Największy w Europie fundusz emerytalny ABP z Holandii sprzedał cały swój udział w Tesli – 2,8 mln akcji o wartości 571 mln euro. Powodem tego kroku, który miał miejsce we wrześniu ubiegłego roku, była debata na temat miliardowego pakietu wynagrodzeń dla szefa Tesli Elona Muska, jak donoszą w tej chwili holenderskie gazety „ Het Financieele Dagblad ” i „ NL Times ”.
Premie Muska zostały już ustalone za konkretne cele w 2018 roku.

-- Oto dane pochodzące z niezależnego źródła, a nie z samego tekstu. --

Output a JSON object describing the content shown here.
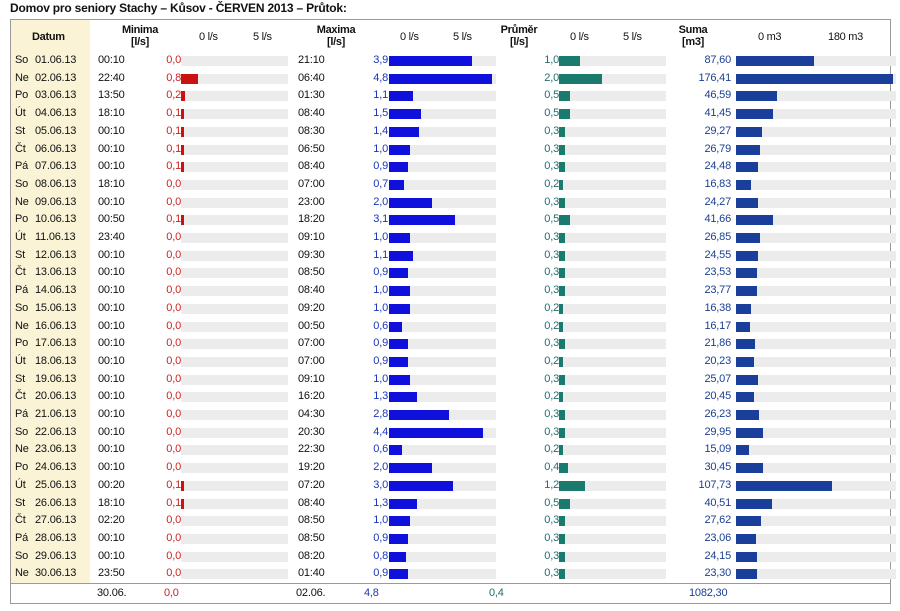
{
  "title": "Domov pro seniory Stachy – Kůsov - ČERVEN 2013 – Průtok:",
  "headers": {
    "datum": "Datum",
    "minima": "Minima",
    "minima_unit": "[l/s]",
    "maxima": "Maxima",
    "maxima_unit": "[l/s]",
    "prumer": "Průměr",
    "prumer_unit": "[l/s]",
    "suma": "Suma",
    "suma_unit": "[m3]"
  },
  "scales": {
    "min_low": "0 l/s",
    "min_high": "5 l/s",
    "max_low": "0 l/s",
    "max_high": "5 l/s",
    "avg_low": "0 l/s",
    "avg_high": "5 l/s",
    "sum_low": "0 m3",
    "sum_high": "180 m3"
  },
  "colors": {
    "minima": "#cc1111",
    "maxima": "#1010dd",
    "prumer": "#1a7a6e",
    "suma": "#1a3f9a",
    "datum_bg": "#faf3d6"
  },
  "chart_data": {
    "type": "table",
    "columns": [
      "Datum",
      "Minima čas",
      "Minima [l/s]",
      "Maxima čas",
      "Maxima [l/s]",
      "Průměr [l/s]",
      "Suma [m3]"
    ],
    "scale_max": {
      "minima": 5,
      "maxima": 5,
      "prumer": 5,
      "suma": 180
    },
    "rows": [
      {
        "day": "So",
        "date": "01.06.13",
        "min_time": "00:10",
        "min": "0,0",
        "max_time": "21:10",
        "max": "3,9",
        "avg": "1,0",
        "sum": "87,60",
        "min_v": 0.0,
        "max_v": 3.9,
        "avg_v": 1.0,
        "sum_v": 87.6
      },
      {
        "day": "Ne",
        "date": "02.06.13",
        "min_time": "22:40",
        "min": "0,8",
        "max_time": "06:40",
        "max": "4,8",
        "avg": "2,0",
        "sum": "176,41",
        "min_v": 0.8,
        "max_v": 4.8,
        "avg_v": 2.0,
        "sum_v": 176.41
      },
      {
        "day": "Po",
        "date": "03.06.13",
        "min_time": "13:50",
        "min": "0,2",
        "max_time": "01:30",
        "max": "1,1",
        "avg": "0,5",
        "sum": "46,59",
        "min_v": 0.2,
        "max_v": 1.1,
        "avg_v": 0.5,
        "sum_v": 46.59
      },
      {
        "day": "Út",
        "date": "04.06.13",
        "min_time": "18:10",
        "min": "0,1",
        "max_time": "08:40",
        "max": "1,5",
        "avg": "0,5",
        "sum": "41,45",
        "min_v": 0.1,
        "max_v": 1.5,
        "avg_v": 0.5,
        "sum_v": 41.45
      },
      {
        "day": "St",
        "date": "05.06.13",
        "min_time": "00:10",
        "min": "0,1",
        "max_time": "08:30",
        "max": "1,4",
        "avg": "0,3",
        "sum": "29,27",
        "min_v": 0.1,
        "max_v": 1.4,
        "avg_v": 0.3,
        "sum_v": 29.27
      },
      {
        "day": "Čt",
        "date": "06.06.13",
        "min_time": "00:10",
        "min": "0,1",
        "max_time": "06:50",
        "max": "1,0",
        "avg": "0,3",
        "sum": "26,79",
        "min_v": 0.1,
        "max_v": 1.0,
        "avg_v": 0.3,
        "sum_v": 26.79
      },
      {
        "day": "Pá",
        "date": "07.06.13",
        "min_time": "00:10",
        "min": "0,1",
        "max_time": "08:40",
        "max": "0,9",
        "avg": "0,3",
        "sum": "24,48",
        "min_v": 0.1,
        "max_v": 0.9,
        "avg_v": 0.3,
        "sum_v": 24.48
      },
      {
        "day": "So",
        "date": "08.06.13",
        "min_time": "18:10",
        "min": "0,0",
        "max_time": "07:00",
        "max": "0,7",
        "avg": "0,2",
        "sum": "16,83",
        "min_v": 0.0,
        "max_v": 0.7,
        "avg_v": 0.2,
        "sum_v": 16.83
      },
      {
        "day": "Ne",
        "date": "09.06.13",
        "min_time": "00:10",
        "min": "0,0",
        "max_time": "23:00",
        "max": "2,0",
        "avg": "0,3",
        "sum": "24,27",
        "min_v": 0.0,
        "max_v": 2.0,
        "avg_v": 0.3,
        "sum_v": 24.27
      },
      {
        "day": "Po",
        "date": "10.06.13",
        "min_time": "00:50",
        "min": "0,1",
        "max_time": "18:20",
        "max": "3,1",
        "avg": "0,5",
        "sum": "41,66",
        "min_v": 0.1,
        "max_v": 3.1,
        "avg_v": 0.5,
        "sum_v": 41.66
      },
      {
        "day": "Út",
        "date": "11.06.13",
        "min_time": "23:40",
        "min": "0,0",
        "max_time": "09:10",
        "max": "1,0",
        "avg": "0,3",
        "sum": "26,85",
        "min_v": 0.0,
        "max_v": 1.0,
        "avg_v": 0.3,
        "sum_v": 26.85
      },
      {
        "day": "St",
        "date": "12.06.13",
        "min_time": "00:10",
        "min": "0,0",
        "max_time": "09:30",
        "max": "1,1",
        "avg": "0,3",
        "sum": "24,55",
        "min_v": 0.0,
        "max_v": 1.1,
        "avg_v": 0.3,
        "sum_v": 24.55
      },
      {
        "day": "Čt",
        "date": "13.06.13",
        "min_time": "00:10",
        "min": "0,0",
        "max_time": "08:50",
        "max": "0,9",
        "avg": "0,3",
        "sum": "23,53",
        "min_v": 0.0,
        "max_v": 0.9,
        "avg_v": 0.3,
        "sum_v": 23.53
      },
      {
        "day": "Pá",
        "date": "14.06.13",
        "min_time": "00:10",
        "min": "0,0",
        "max_time": "08:40",
        "max": "1,0",
        "avg": "0,3",
        "sum": "23,77",
        "min_v": 0.0,
        "max_v": 1.0,
        "avg_v": 0.3,
        "sum_v": 23.77
      },
      {
        "day": "So",
        "date": "15.06.13",
        "min_time": "00:10",
        "min": "0,0",
        "max_time": "09:20",
        "max": "1,0",
        "avg": "0,2",
        "sum": "16,38",
        "min_v": 0.0,
        "max_v": 1.0,
        "avg_v": 0.2,
        "sum_v": 16.38
      },
      {
        "day": "Ne",
        "date": "16.06.13",
        "min_time": "00:10",
        "min": "0,0",
        "max_time": "00:50",
        "max": "0,6",
        "avg": "0,2",
        "sum": "16,17",
        "min_v": 0.0,
        "max_v": 0.6,
        "avg_v": 0.2,
        "sum_v": 16.17
      },
      {
        "day": "Po",
        "date": "17.06.13",
        "min_time": "00:10",
        "min": "0,0",
        "max_time": "07:00",
        "max": "0,9",
        "avg": "0,3",
        "sum": "21,86",
        "min_v": 0.0,
        "max_v": 0.9,
        "avg_v": 0.3,
        "sum_v": 21.86
      },
      {
        "day": "Út",
        "date": "18.06.13",
        "min_time": "00:10",
        "min": "0,0",
        "max_time": "07:00",
        "max": "0,9",
        "avg": "0,2",
        "sum": "20,23",
        "min_v": 0.0,
        "max_v": 0.9,
        "avg_v": 0.2,
        "sum_v": 20.23
      },
      {
        "day": "St",
        "date": "19.06.13",
        "min_time": "00:10",
        "min": "0,0",
        "max_time": "09:10",
        "max": "1,0",
        "avg": "0,3",
        "sum": "25,07",
        "min_v": 0.0,
        "max_v": 1.0,
        "avg_v": 0.3,
        "sum_v": 25.07
      },
      {
        "day": "Čt",
        "date": "20.06.13",
        "min_time": "00:10",
        "min": "0,0",
        "max_time": "16:20",
        "max": "1,3",
        "avg": "0,2",
        "sum": "20,45",
        "min_v": 0.0,
        "max_v": 1.3,
        "avg_v": 0.2,
        "sum_v": 20.45
      },
      {
        "day": "Pá",
        "date": "21.06.13",
        "min_time": "00:10",
        "min": "0,0",
        "max_time": "04:30",
        "max": "2,8",
        "avg": "0,3",
        "sum": "26,23",
        "min_v": 0.0,
        "max_v": 2.8,
        "avg_v": 0.3,
        "sum_v": 26.23
      },
      {
        "day": "So",
        "date": "22.06.13",
        "min_time": "00:10",
        "min": "0,0",
        "max_time": "20:30",
        "max": "4,4",
        "avg": "0,3",
        "sum": "29,95",
        "min_v": 0.0,
        "max_v": 4.4,
        "avg_v": 0.3,
        "sum_v": 29.95
      },
      {
        "day": "Ne",
        "date": "23.06.13",
        "min_time": "00:10",
        "min": "0,0",
        "max_time": "22:30",
        "max": "0,6",
        "avg": "0,2",
        "sum": "15,09",
        "min_v": 0.0,
        "max_v": 0.6,
        "avg_v": 0.2,
        "sum_v": 15.09
      },
      {
        "day": "Po",
        "date": "24.06.13",
        "min_time": "00:10",
        "min": "0,0",
        "max_time": "19:20",
        "max": "2,0",
        "avg": "0,4",
        "sum": "30,45",
        "min_v": 0.0,
        "max_v": 2.0,
        "avg_v": 0.4,
        "sum_v": 30.45
      },
      {
        "day": "Út",
        "date": "25.06.13",
        "min_time": "00:20",
        "min": "0,1",
        "max_time": "07:20",
        "max": "3,0",
        "avg": "1,2",
        "sum": "107,73",
        "min_v": 0.1,
        "max_v": 3.0,
        "avg_v": 1.2,
        "sum_v": 107.73
      },
      {
        "day": "St",
        "date": "26.06.13",
        "min_time": "18:10",
        "min": "0,1",
        "max_time": "08:40",
        "max": "1,3",
        "avg": "0,5",
        "sum": "40,51",
        "min_v": 0.1,
        "max_v": 1.3,
        "avg_v": 0.5,
        "sum_v": 40.51
      },
      {
        "day": "Čt",
        "date": "27.06.13",
        "min_time": "02:20",
        "min": "0,0",
        "max_time": "08:50",
        "max": "1,0",
        "avg": "0,3",
        "sum": "27,62",
        "min_v": 0.0,
        "max_v": 1.0,
        "avg_v": 0.3,
        "sum_v": 27.62
      },
      {
        "day": "Pá",
        "date": "28.06.13",
        "min_time": "00:10",
        "min": "0,0",
        "max_time": "08:50",
        "max": "0,9",
        "avg": "0,3",
        "sum": "23,06",
        "min_v": 0.0,
        "max_v": 0.9,
        "avg_v": 0.3,
        "sum_v": 23.06
      },
      {
        "day": "So",
        "date": "29.06.13",
        "min_time": "00:10",
        "min": "0,0",
        "max_time": "08:20",
        "max": "0,8",
        "avg": "0,3",
        "sum": "24,15",
        "min_v": 0.0,
        "max_v": 0.8,
        "avg_v": 0.3,
        "sum_v": 24.15
      },
      {
        "day": "Ne",
        "date": "30.06.13",
        "min_time": "23:50",
        "min": "0,0",
        "max_time": "01:40",
        "max": "0,9",
        "avg": "0,3",
        "sum": "23,30",
        "min_v": 0.0,
        "max_v": 0.9,
        "avg_v": 0.3,
        "sum_v": 23.3
      }
    ]
  },
  "footer": {
    "min_date": "30.06.",
    "min_value": "0,0",
    "max_date": "02.06.",
    "max_value": "4,8",
    "avg_value": "0,4",
    "sum_value": "1082,30"
  }
}
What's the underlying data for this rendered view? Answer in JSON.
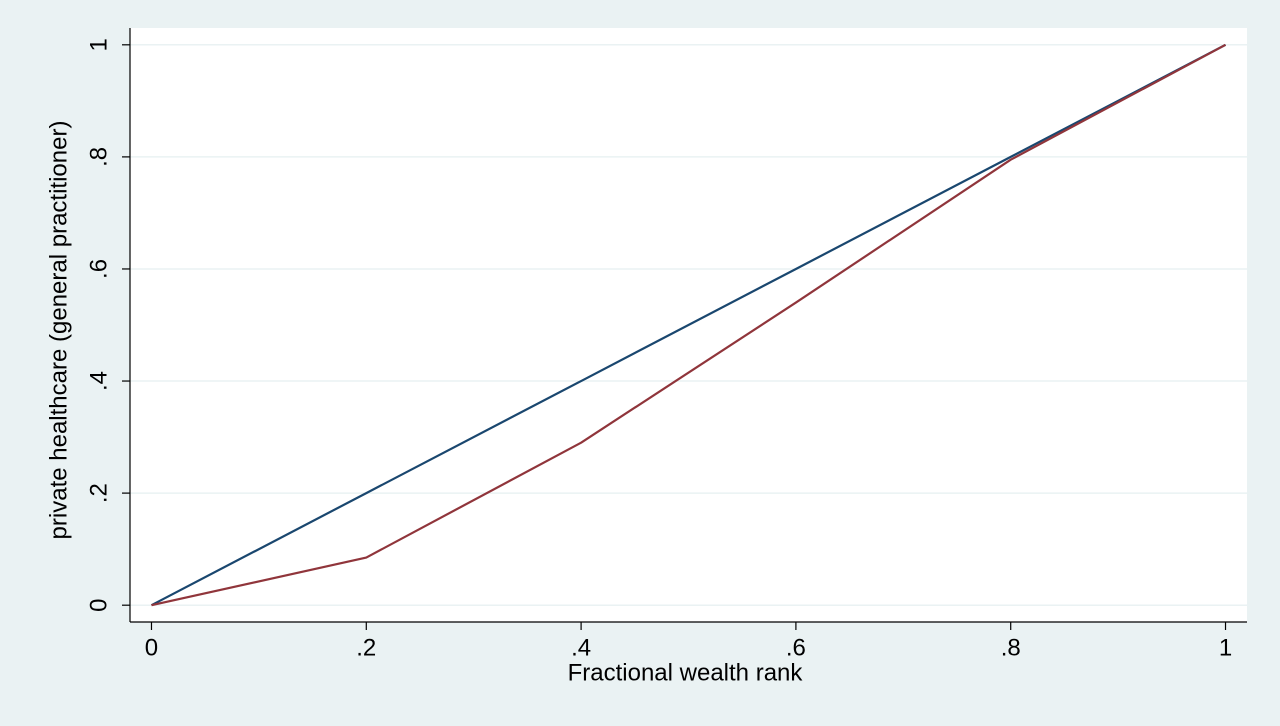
{
  "chart_data": {
    "type": "line",
    "x_label": "Fractional wealth rank",
    "y_label": "private healthcare (general practitioner)",
    "x": [
      0,
      0.2,
      0.4,
      0.6,
      0.8,
      1
    ],
    "series": [
      {
        "color": "#1a476f",
        "values": [
          0,
          0.2,
          0.4,
          0.6,
          0.8,
          1
        ]
      },
      {
        "color": "#90353b",
        "values": [
          0,
          0.085,
          0.29,
          0.54,
          0.795,
          1
        ]
      }
    ],
    "xlim": [
      -0.02,
      1.02
    ],
    "ylim": [
      -0.03,
      1.03
    ],
    "xticks": [
      0,
      {
        "value": 0.2,
        "label": ".2"
      },
      {
        "value": 0.4,
        "label": ".4"
      },
      {
        "value": 0.6,
        "label": ".6"
      },
      {
        "value": 0.8,
        "label": ".8"
      },
      1
    ],
    "yticks": [
      0,
      {
        "value": 0.2,
        "label": ".2"
      },
      {
        "value": 0.4,
        "label": ".4"
      },
      {
        "value": 0.6,
        "label": ".6"
      },
      {
        "value": 0.8,
        "label": ".8"
      },
      1
    ],
    "grid": true
  }
}
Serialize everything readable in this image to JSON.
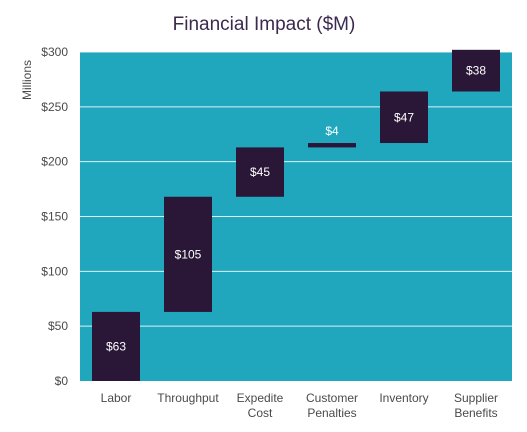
{
  "chart_data": {
    "type": "waterfall",
    "title": "Financial Impact ($M)",
    "ylabel": "Millions",
    "ylim": [
      0,
      300
    ],
    "yticks": [
      0,
      50,
      100,
      150,
      200,
      250,
      300
    ],
    "ytick_labels": [
      "$0",
      "$50",
      "$100",
      "$150",
      "$200",
      "$250",
      "$300"
    ],
    "grid": true,
    "categories": [
      [
        "Labor"
      ],
      [
        "Throughput"
      ],
      [
        "Expedite",
        "Cost"
      ],
      [
        "Customer",
        "Penalties"
      ],
      [
        "Inventory"
      ],
      [
        "Supplier",
        "Benefits"
      ]
    ],
    "values": [
      63,
      105,
      45,
      4,
      47,
      38
    ],
    "value_labels": [
      "$63",
      "$105",
      "$45",
      "$4",
      "$47",
      "$38"
    ],
    "colors": {
      "plot_background": "#20a6bd",
      "bar": "#2a1637",
      "gridline": "#ffffff",
      "label_on_bar": "#ffffff"
    }
  }
}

Jednak w związku ze wzrostem wartości akcji Tesli w ostatnich latach wartość pakietu odszkodowań wzrosła z pierwotnie niecałych 2,6 miliarda dolarów do obecnych 56 miliardów dolarów.
Następnie sąd w amerykańskim stanie Delaware zakazał wypłaty paktu w styczniu 2024 r . Powodem było to, iż Musk miał zbyt duże wpływy w tle podczas negocjacji, a jednocześnie akcjonariusze nie mieli pojęcia o tych powiązaniach.
Akcjonariusze Tesli głosowali następnie ponownie w czerwcu 2024 r. i większość głosowała za otrzymaniem premii przez dyrektora generalnego Muska. Jednak w grudniu prowadząca sprawę sędzia Kathaleen McCormick (45 l.) ponownie wstrzymała pakiet wynagrodzeń, a Musk i Tesla chcieli niedawno odwołać się od tego wyroku .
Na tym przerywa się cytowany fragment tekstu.